See also: T200703: Special:RandomInCategory does not return all pages with equal probability

Consider me uneducated in maths... Why do we need both a start an end range? Intuitively I would expect something like "WHERE page_id >= 15211 LIMIT N" to suffice and guaranteed to return a result, where N could be 1 if articles were never deleted and perfectly distributed, so instead we have an N like 500 and then pick a random one in PHP from the returned set.

Consider me uneducated in maths... Why do we need both a start an end range? Intuitively I would expect something like "WHERE page_id >= 15211 LIMIT N" to suffice and guaranteed to return a result, where N could be 1 if articles were never deleted and perfectly distributed, so instead we have an N like 500 and then pick a random one in PHP from the returned set.

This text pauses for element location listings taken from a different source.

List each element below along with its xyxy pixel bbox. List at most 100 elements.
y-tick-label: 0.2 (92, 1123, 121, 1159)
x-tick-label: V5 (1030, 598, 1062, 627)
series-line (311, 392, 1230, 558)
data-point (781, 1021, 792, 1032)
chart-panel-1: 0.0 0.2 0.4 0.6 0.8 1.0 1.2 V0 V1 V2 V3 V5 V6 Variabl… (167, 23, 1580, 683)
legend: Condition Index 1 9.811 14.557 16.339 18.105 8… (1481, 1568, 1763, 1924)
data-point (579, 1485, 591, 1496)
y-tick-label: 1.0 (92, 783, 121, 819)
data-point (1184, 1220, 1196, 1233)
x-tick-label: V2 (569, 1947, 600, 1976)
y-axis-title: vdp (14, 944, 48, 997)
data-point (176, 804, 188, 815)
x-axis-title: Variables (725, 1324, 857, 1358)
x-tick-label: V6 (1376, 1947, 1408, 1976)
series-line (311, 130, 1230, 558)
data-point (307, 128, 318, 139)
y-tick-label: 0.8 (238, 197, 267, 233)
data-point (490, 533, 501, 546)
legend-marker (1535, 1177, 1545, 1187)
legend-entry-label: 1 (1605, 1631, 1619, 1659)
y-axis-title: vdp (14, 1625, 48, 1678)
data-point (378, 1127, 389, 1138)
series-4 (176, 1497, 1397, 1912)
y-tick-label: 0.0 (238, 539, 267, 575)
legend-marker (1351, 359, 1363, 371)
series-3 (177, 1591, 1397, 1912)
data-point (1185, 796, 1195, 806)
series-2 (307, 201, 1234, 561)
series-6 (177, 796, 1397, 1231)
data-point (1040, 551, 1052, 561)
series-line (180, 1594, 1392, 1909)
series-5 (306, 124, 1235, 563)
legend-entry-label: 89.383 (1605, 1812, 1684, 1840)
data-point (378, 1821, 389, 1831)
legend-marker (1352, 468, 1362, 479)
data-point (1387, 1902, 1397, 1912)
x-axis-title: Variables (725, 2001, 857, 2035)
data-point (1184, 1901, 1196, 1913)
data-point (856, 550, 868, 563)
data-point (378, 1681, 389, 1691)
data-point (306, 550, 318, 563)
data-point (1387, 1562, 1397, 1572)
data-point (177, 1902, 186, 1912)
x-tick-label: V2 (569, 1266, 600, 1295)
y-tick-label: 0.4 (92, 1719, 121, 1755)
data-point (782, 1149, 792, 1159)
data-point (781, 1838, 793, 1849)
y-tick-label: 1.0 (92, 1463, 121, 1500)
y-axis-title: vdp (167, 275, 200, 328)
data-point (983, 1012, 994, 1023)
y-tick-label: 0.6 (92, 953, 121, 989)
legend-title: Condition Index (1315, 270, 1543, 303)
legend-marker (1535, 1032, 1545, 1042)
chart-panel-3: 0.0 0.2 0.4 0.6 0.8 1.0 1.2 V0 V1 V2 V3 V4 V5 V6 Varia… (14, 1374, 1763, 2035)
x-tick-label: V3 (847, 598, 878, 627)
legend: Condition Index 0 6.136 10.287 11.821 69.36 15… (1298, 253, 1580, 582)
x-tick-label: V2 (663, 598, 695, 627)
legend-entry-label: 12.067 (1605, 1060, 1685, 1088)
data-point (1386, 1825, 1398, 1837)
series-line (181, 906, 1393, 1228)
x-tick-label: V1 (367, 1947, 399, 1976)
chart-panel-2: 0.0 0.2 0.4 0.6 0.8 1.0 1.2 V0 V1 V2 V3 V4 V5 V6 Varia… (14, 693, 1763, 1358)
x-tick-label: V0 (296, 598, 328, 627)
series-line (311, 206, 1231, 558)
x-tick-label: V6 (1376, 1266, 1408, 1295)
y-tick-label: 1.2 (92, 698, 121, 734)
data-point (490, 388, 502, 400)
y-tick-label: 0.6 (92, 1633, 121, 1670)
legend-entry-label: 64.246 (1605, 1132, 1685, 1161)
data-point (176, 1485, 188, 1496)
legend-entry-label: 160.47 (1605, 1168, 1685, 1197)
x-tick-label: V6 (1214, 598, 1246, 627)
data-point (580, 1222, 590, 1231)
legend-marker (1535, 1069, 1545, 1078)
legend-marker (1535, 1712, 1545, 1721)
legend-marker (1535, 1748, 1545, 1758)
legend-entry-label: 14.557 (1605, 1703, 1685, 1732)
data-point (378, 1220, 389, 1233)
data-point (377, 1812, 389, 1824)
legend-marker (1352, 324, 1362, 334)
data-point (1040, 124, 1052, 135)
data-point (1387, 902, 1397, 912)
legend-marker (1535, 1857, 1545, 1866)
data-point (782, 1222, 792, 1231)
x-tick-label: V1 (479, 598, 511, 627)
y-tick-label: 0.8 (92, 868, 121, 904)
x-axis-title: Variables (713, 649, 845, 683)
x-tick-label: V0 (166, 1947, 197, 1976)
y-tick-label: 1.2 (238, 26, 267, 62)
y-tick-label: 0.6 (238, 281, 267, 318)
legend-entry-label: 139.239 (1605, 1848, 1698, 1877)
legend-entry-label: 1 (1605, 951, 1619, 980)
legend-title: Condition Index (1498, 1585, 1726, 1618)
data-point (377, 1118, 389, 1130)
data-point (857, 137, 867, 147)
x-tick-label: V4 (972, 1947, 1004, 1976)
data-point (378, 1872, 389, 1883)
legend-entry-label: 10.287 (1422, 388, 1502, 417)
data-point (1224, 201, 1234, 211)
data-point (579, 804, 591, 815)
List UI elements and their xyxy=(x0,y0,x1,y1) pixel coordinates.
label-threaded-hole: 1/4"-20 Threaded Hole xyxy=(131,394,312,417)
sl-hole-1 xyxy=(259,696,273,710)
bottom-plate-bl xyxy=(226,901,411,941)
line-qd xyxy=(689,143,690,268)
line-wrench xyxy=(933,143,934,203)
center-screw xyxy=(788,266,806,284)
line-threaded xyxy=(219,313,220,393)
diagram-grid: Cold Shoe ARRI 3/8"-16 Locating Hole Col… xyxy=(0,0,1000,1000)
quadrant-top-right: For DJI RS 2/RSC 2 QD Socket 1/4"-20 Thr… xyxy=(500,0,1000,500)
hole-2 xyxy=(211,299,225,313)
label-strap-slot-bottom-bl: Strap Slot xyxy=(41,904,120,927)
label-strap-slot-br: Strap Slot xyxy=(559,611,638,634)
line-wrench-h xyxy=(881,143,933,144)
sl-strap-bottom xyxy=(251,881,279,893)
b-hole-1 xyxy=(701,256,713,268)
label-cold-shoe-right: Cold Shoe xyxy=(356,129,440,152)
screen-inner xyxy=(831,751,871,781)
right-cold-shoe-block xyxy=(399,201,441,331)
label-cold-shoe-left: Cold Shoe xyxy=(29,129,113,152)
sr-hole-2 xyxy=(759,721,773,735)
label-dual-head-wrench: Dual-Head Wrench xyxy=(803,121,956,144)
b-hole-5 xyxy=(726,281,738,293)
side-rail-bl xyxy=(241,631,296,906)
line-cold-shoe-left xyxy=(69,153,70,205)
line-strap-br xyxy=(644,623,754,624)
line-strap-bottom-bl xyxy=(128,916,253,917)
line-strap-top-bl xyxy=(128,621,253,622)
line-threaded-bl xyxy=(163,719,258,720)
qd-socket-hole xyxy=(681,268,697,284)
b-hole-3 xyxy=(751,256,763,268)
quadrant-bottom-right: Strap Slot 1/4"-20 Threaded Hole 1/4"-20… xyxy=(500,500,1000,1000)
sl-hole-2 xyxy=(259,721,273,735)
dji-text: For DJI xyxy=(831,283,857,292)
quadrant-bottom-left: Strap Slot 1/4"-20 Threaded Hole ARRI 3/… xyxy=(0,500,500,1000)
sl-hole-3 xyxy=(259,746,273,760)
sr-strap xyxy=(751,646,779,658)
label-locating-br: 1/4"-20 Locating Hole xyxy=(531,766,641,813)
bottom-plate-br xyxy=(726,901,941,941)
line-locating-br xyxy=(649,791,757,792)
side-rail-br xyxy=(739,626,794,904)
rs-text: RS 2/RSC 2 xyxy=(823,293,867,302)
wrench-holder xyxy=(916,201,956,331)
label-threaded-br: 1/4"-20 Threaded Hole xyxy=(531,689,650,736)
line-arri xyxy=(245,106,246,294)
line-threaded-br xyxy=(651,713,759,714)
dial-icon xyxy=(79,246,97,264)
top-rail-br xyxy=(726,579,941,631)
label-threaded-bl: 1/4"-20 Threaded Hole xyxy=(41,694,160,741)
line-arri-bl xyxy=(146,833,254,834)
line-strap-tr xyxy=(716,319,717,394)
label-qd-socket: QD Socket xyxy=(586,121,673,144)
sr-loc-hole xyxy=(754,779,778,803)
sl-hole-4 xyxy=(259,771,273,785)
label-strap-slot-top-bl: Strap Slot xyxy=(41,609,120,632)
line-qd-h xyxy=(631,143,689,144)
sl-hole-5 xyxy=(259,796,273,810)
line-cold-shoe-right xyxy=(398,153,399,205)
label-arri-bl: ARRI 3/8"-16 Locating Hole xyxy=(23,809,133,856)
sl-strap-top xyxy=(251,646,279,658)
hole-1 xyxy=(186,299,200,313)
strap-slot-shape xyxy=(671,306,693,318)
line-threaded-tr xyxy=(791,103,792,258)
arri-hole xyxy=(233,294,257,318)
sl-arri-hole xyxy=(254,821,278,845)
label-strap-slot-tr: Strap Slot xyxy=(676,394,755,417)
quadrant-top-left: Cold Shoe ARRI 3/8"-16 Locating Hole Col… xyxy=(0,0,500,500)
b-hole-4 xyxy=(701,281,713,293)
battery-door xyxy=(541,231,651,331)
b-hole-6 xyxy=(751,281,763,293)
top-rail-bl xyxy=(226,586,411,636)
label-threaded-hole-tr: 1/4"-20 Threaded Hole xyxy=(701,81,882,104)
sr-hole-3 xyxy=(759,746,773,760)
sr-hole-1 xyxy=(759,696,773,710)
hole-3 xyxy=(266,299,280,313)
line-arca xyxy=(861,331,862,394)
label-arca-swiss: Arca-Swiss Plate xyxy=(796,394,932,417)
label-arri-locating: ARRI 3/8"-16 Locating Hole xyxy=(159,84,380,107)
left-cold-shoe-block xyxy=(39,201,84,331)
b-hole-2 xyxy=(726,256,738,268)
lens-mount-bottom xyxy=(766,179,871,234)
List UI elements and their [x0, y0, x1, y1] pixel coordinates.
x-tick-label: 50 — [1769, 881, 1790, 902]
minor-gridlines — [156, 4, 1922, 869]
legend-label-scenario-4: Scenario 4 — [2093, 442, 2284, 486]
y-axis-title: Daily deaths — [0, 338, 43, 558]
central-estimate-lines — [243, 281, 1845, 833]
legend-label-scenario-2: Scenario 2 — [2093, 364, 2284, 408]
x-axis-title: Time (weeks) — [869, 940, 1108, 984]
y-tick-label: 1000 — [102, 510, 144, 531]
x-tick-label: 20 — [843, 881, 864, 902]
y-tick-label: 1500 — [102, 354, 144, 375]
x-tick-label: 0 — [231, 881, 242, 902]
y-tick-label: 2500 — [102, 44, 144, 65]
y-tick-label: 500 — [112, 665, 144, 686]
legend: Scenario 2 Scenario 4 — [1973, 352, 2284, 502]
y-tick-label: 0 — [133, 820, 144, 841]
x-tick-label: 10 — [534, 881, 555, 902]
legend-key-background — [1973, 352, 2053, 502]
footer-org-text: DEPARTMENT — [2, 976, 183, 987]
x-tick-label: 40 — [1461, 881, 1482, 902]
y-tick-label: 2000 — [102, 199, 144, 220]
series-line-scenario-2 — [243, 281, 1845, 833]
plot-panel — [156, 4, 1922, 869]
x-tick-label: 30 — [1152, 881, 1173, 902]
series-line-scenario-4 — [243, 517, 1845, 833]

That is to avoid unfairness towards early numbers. otherwise pages with ids such as 1 or 10 will have a unfair disadvantage.

I'll basically echo what @Bugreporter said. The problem is, you don't know anything about the density of existing pages in different parts of the page_id space. Say if the search range is 1000, and there is 1 page between page_id 1 and 1000, and 1000 pages between page_id 1,000,000 and 1,001,000. Then the page in the low range gets picked 1000 times as often as the pages in the high range. The weight is inversely proportional to the density of returnable pages in page_id space.

It's possible to select a page without this density bias, just by reducing the range to 1. Instead of picking a random page_id and querying for pages with a nearby page_id, pick 1000 random page_ids and do SELECT page_id FROM page WHERE page_id IN (... many random numbers...). Then return the page_id which was nearest to the start of the list.

Of course this is slower, and will still fail when the density is low enough.

Another approach is to permanently enumerate the pages. Have a separate table which maps a new dense ID to the page_id. Keep the dense IDs dense by either assigning newly created pages to gaps created by page deletion, or by periodically compacting the table, reassigning all the IDs. This procedure has to be repeated for all possible search criteria. So if there are 100 pages in a category, you have to enumerate them with dense IDs 1 to 100.

In my opinion, page_random is actually a decent trade-off between performance and randomness.

Fair, we could potentially address those via using t-digest to store the distribution somewhere but it'd be a lot of work. It's not worth doing.